The energy price cap was branded “Marxist” by David Cameron in 2013 but he is happy to cap charges on auto-enrolled pension schemes at 0.75%.
Whatever you think of it, this is heavy handed state regulation and the direct fixing of prices that has cost companies hundreds of millions.
The Government has just launched a consultation on pension exit charges raising the possibility of more heavy handed state intervention to aid pensioners.
And it has been more than happy to indulge in anti-business rhetoric by bashing pension provider unable to allow over-55s to access their cash immediately.
Last year, ex-pensions minister Steve Webb said he was launching a “full frontal assault” on the pensions industry. This from a Government that has pledged to celebrate business.
Ministers are ready to raise the alarm when wealthy savers can not get hold of their cash immediately. It is ready to bash business and directly intervene in the free market in a way that would have made Clement Attlee blush.
But any other sort of heavy handed intervention for the under-65s is branded crazy. Ed Milband’s proposal to fix rents for a certain period within a tenant-landlord contract was compared to bombing a city by Boris Johnson.

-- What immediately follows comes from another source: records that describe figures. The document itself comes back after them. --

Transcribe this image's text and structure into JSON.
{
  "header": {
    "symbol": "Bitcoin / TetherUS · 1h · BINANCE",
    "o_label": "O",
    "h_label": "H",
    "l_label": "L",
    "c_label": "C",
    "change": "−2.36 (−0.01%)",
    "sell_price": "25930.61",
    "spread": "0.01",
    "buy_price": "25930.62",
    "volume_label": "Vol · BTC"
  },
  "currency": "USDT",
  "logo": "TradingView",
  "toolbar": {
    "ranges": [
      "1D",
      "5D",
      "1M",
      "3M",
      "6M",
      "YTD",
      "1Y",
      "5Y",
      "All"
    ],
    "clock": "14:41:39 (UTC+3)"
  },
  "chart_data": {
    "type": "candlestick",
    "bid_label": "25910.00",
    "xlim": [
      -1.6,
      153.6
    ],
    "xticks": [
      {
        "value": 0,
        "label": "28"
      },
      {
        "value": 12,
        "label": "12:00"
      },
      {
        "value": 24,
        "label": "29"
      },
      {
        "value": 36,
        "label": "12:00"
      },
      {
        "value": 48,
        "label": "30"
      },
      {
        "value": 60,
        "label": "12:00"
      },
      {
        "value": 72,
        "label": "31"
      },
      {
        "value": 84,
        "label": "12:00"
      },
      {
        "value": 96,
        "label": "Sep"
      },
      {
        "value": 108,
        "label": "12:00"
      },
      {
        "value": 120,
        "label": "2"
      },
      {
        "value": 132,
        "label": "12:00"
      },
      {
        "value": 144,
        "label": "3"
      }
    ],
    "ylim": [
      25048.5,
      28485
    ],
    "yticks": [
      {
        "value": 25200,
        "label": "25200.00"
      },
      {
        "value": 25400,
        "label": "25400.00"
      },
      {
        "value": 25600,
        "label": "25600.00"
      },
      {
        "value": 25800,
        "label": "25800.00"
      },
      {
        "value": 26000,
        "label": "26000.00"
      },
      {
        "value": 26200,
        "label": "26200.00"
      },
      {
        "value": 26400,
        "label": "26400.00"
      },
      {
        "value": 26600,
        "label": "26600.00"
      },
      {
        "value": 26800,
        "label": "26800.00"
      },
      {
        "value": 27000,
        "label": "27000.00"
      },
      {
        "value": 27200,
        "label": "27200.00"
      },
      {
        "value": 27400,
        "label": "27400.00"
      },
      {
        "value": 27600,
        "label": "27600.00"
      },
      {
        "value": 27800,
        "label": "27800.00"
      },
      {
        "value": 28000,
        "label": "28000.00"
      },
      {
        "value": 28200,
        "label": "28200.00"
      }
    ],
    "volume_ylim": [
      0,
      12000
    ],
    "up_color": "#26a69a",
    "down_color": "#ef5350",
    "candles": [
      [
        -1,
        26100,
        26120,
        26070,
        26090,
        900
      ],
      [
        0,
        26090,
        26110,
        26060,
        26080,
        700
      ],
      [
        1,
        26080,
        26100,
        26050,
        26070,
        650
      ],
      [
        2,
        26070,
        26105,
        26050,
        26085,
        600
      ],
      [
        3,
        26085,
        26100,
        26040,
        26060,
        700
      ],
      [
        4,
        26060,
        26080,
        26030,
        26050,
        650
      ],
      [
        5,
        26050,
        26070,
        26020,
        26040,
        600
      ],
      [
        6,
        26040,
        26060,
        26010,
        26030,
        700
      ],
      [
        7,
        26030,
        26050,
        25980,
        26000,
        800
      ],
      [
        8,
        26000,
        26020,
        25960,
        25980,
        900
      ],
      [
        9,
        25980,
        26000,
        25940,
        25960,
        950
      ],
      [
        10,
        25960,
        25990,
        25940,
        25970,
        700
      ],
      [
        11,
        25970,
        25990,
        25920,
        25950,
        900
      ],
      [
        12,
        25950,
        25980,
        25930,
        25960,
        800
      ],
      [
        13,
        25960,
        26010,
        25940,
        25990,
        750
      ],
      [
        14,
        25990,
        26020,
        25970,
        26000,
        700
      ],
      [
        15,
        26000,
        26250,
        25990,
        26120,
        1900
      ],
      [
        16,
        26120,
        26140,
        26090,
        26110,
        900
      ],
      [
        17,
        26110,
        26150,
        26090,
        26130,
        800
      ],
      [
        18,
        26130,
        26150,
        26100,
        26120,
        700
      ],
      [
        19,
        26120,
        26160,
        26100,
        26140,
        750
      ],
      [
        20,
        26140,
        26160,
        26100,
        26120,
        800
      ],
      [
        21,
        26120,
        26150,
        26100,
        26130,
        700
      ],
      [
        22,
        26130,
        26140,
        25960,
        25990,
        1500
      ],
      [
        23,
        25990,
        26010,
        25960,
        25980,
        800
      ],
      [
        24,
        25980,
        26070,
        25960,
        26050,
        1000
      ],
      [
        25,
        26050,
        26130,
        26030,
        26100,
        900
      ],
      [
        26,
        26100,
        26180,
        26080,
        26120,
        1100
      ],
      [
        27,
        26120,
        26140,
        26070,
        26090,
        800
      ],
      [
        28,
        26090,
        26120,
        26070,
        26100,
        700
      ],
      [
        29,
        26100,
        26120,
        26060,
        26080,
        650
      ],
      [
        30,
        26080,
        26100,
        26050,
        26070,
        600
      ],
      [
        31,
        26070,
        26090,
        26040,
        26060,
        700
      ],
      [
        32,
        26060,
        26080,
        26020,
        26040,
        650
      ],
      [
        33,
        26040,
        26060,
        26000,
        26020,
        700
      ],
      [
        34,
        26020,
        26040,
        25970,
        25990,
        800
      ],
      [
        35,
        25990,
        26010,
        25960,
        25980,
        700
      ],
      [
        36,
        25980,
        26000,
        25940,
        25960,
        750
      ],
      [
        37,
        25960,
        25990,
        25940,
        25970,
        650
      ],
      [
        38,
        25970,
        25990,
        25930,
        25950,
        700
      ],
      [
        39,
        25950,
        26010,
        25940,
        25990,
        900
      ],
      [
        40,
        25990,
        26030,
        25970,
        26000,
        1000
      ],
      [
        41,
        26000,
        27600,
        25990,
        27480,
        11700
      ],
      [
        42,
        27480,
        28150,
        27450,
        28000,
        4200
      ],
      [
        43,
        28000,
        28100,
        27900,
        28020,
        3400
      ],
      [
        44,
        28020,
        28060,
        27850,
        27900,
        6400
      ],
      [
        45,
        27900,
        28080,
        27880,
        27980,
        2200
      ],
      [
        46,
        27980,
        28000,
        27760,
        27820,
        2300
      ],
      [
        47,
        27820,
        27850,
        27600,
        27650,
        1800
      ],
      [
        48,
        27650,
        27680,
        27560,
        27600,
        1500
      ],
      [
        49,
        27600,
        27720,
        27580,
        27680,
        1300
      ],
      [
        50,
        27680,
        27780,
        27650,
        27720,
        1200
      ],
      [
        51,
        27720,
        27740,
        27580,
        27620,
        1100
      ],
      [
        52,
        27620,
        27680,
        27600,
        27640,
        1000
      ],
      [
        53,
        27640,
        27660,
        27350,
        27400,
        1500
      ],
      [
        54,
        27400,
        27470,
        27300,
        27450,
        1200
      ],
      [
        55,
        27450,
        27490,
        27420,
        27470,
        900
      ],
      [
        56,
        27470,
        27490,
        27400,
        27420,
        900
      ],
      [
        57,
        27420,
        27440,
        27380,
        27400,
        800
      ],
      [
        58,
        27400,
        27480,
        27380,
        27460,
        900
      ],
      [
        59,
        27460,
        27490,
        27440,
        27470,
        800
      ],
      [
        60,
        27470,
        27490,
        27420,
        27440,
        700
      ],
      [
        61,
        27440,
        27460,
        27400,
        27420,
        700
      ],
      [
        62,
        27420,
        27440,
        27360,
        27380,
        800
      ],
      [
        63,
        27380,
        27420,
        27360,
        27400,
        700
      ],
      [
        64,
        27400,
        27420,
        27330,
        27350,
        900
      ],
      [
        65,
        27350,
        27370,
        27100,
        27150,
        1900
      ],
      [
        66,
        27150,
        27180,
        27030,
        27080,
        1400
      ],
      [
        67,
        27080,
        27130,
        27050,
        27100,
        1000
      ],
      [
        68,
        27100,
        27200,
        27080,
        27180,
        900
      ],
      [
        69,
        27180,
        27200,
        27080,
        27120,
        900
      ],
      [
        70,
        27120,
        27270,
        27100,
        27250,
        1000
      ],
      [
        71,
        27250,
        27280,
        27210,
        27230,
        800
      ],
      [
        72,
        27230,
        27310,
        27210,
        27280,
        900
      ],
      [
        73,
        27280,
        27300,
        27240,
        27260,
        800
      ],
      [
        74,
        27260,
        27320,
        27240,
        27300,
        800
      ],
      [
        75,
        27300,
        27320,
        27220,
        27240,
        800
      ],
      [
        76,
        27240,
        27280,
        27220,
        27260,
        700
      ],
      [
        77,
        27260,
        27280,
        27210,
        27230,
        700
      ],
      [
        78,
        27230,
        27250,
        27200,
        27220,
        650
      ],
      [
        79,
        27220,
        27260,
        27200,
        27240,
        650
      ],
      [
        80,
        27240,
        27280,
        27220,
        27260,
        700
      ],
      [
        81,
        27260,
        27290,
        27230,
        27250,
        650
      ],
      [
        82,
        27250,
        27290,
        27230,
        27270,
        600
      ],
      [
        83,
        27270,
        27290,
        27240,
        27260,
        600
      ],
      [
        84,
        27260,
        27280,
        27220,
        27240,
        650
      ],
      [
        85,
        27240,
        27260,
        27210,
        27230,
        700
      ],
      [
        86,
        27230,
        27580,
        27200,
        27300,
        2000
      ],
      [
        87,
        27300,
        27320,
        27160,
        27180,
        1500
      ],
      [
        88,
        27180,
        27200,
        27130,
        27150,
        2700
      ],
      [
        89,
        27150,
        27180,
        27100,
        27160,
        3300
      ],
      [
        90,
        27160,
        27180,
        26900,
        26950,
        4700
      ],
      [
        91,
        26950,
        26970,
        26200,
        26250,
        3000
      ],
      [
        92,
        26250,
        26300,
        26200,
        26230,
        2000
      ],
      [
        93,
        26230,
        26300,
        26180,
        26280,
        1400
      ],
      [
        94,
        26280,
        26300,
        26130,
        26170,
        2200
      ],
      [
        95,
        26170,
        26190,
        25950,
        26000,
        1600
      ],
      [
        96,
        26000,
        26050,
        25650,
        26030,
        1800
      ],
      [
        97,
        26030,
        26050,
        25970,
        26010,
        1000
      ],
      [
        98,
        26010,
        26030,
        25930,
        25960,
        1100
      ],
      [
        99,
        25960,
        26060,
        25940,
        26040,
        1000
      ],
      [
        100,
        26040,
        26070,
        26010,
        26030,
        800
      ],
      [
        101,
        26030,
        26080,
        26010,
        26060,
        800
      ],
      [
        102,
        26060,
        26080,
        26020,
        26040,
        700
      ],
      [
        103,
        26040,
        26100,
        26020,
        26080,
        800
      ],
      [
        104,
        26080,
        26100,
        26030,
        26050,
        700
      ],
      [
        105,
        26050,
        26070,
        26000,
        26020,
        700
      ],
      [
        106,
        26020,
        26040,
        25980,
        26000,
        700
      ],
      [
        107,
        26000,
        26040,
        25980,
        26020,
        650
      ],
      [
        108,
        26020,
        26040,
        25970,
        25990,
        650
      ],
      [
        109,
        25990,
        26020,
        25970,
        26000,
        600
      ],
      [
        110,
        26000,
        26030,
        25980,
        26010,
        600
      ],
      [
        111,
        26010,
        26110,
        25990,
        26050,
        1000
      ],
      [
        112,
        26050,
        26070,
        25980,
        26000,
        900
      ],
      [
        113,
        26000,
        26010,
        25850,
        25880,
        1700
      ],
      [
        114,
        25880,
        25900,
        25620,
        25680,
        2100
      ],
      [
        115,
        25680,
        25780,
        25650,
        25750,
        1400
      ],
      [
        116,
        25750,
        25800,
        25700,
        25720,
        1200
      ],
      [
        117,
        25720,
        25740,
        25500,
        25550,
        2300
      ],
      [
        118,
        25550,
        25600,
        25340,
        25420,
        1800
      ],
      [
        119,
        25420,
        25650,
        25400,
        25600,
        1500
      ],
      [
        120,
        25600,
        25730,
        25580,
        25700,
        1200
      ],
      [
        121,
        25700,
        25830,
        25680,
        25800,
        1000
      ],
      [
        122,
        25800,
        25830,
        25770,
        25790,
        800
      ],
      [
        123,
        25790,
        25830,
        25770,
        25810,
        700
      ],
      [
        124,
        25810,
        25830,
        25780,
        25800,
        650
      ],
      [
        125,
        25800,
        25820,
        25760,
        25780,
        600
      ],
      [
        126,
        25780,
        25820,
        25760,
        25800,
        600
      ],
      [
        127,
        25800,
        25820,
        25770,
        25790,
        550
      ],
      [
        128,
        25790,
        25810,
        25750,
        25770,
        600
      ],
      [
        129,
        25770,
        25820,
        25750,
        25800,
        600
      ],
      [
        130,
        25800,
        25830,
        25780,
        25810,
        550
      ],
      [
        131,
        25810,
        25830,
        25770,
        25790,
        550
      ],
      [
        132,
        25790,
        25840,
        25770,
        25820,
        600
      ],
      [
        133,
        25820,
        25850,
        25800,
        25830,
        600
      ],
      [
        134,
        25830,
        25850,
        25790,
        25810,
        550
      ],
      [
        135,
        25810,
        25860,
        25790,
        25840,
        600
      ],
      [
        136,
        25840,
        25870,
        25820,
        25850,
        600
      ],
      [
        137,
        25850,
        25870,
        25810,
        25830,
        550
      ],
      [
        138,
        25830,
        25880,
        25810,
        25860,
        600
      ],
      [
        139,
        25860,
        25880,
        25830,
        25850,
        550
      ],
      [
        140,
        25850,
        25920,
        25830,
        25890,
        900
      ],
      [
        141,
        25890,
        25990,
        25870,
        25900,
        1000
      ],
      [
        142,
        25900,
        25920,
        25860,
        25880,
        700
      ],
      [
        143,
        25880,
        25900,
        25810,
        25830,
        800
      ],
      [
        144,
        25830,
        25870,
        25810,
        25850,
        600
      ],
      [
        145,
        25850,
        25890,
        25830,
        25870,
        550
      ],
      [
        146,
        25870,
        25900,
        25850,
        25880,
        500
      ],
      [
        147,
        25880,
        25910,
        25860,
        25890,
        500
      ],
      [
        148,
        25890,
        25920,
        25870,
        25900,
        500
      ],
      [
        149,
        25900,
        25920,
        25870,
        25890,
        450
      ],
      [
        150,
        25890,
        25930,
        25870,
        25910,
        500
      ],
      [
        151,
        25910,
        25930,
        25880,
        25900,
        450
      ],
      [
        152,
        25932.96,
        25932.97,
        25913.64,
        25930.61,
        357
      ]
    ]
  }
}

There is a simple reason: old people vote more than anyone else. In 2010 only 44% of 18-24 year olds voted but 76% of over-65s voted (nearly 9 million votes). All these goodies were dished out to get the Tories re-elected and it worked.
Pensioners turned out in their droves to vote Tory. They sat at home quietly weighing up the financial benefits they would derive from each party and chose Osborne.
The Tories had a 23% lead in over-65 votes in 2015, compared to 12% in 2010, 6% in 2005 and 1% in 2001. Labour had a 5% lead in 1997.
Billions of pounds of public money has been spent on building up that 23% lead and it has proven fabulous politics. Who can blame a politician for playing the game with such brilliance?
But the hypocrisy stinks. For the over-65s the Government has splashed the welfare cash, bashed business and regulated with heavy hands. All the things it claims to despise.